La notizia l’ha data Nature qualche giorno fa, affrettatevi a leggerla finchè è gratis.

Si dà il caso che Eric e la sua Dezenhall Resources siano specializzati in operazioni di public relation, diciamo, per risollevare le sorti mediatiche di personaggi famosi o corporation in difficoltà. C’era lui dietro ai soldi che la ExxonMobil spendeva per screditare Greenpeace, almeno così sostiene Business Week. Il nostro ha lavorato anche per Enron, per le multinazionali del farmaco eccetera. La sua missione è «disseminare ‘buone notizie’ per proteggere la reputazione e le attività di chi deve fronteggiare accuse gratuite o pericoli».

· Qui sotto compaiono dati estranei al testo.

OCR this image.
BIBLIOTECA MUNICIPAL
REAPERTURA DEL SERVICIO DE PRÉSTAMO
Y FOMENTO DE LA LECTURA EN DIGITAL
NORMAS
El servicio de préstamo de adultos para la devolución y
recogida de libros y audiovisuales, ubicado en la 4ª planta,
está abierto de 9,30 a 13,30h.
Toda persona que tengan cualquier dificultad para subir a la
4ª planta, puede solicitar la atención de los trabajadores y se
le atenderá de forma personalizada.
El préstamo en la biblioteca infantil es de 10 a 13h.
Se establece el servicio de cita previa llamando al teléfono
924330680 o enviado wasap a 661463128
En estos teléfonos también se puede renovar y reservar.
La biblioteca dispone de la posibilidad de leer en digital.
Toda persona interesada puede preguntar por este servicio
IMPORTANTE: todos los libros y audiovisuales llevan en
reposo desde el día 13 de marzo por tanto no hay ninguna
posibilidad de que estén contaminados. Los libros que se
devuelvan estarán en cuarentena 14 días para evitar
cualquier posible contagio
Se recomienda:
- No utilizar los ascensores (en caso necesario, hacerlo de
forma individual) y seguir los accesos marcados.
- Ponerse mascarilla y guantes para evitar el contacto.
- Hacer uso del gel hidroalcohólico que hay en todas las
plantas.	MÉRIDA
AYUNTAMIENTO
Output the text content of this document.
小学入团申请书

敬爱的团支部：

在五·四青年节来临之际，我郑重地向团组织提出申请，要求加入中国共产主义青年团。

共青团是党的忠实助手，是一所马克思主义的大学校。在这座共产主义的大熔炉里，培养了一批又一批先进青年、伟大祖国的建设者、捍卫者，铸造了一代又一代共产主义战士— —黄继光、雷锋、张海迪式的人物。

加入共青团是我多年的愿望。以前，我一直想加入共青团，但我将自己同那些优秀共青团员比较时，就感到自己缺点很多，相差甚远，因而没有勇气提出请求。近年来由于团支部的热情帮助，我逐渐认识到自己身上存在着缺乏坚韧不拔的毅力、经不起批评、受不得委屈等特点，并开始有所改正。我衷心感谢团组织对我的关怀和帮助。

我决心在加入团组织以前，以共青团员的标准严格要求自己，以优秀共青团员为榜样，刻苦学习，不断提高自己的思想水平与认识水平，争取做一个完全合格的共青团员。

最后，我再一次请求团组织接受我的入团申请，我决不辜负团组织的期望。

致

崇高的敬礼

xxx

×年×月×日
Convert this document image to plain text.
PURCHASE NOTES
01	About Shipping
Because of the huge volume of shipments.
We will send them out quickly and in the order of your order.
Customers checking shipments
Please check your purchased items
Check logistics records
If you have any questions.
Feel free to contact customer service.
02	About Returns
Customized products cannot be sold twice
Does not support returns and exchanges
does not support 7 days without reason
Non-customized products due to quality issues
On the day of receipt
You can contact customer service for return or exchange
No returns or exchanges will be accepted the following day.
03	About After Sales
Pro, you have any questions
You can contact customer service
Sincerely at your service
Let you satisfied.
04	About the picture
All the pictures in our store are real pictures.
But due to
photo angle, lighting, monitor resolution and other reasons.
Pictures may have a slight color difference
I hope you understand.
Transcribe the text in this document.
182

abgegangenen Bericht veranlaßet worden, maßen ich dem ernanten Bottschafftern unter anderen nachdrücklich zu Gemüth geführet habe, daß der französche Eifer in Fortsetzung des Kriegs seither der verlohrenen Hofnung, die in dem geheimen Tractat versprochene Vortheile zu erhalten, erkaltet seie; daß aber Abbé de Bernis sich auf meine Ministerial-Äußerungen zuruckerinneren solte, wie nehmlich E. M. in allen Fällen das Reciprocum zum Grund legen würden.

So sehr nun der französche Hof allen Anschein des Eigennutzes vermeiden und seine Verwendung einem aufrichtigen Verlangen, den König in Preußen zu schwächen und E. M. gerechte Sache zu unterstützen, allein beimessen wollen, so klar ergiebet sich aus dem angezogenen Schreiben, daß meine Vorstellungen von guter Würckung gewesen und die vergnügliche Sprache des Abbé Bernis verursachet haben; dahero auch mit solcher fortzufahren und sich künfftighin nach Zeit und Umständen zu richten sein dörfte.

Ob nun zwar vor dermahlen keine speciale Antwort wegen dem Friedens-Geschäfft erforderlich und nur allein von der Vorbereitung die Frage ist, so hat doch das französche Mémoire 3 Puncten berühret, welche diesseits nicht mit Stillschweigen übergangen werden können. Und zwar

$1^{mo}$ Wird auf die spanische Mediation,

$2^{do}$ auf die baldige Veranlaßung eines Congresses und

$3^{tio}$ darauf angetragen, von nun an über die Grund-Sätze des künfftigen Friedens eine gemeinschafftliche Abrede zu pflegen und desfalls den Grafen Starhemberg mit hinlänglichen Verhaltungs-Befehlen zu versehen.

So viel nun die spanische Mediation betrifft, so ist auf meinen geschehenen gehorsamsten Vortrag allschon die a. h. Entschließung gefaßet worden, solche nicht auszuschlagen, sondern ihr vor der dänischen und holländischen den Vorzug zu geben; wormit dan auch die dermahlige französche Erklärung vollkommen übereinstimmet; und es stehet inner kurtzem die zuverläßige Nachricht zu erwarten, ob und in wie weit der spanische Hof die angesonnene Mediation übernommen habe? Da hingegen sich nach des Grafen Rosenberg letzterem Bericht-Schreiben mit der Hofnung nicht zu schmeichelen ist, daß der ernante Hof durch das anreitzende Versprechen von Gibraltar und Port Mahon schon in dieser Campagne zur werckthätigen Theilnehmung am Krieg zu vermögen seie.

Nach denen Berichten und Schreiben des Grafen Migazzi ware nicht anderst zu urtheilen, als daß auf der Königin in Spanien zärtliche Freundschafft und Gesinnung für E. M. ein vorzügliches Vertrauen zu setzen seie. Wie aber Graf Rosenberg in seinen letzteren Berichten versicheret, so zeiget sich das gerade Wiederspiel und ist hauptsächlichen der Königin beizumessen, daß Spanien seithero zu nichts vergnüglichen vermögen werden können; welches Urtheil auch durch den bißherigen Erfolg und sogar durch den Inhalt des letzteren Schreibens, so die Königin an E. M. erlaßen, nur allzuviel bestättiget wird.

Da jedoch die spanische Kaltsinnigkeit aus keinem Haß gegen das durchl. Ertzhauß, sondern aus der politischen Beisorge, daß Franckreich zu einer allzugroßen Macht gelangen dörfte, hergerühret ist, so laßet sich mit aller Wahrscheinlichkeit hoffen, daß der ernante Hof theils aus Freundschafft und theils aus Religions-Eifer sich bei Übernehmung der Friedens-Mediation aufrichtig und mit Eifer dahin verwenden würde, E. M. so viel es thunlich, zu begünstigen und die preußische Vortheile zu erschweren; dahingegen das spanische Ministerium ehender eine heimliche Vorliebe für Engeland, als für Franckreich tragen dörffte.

Ecco perchè Elsevier e la Association of American Publishers, insomma i più grandi editori di riviste scientifiche, si affidano a lui per rispondere alla minaccia dell’open access. La strategia di Dezenhall è semplice: sostenere che «open access è uguale a censura governativa» e «dipingere un mondo senza articoli sottoposti a peer review».

Purtroppo le persone intervistate da Nature non hanno rivelato la quantità di denaro che sarà impiegata nelle future operazioni di public relations anti open access.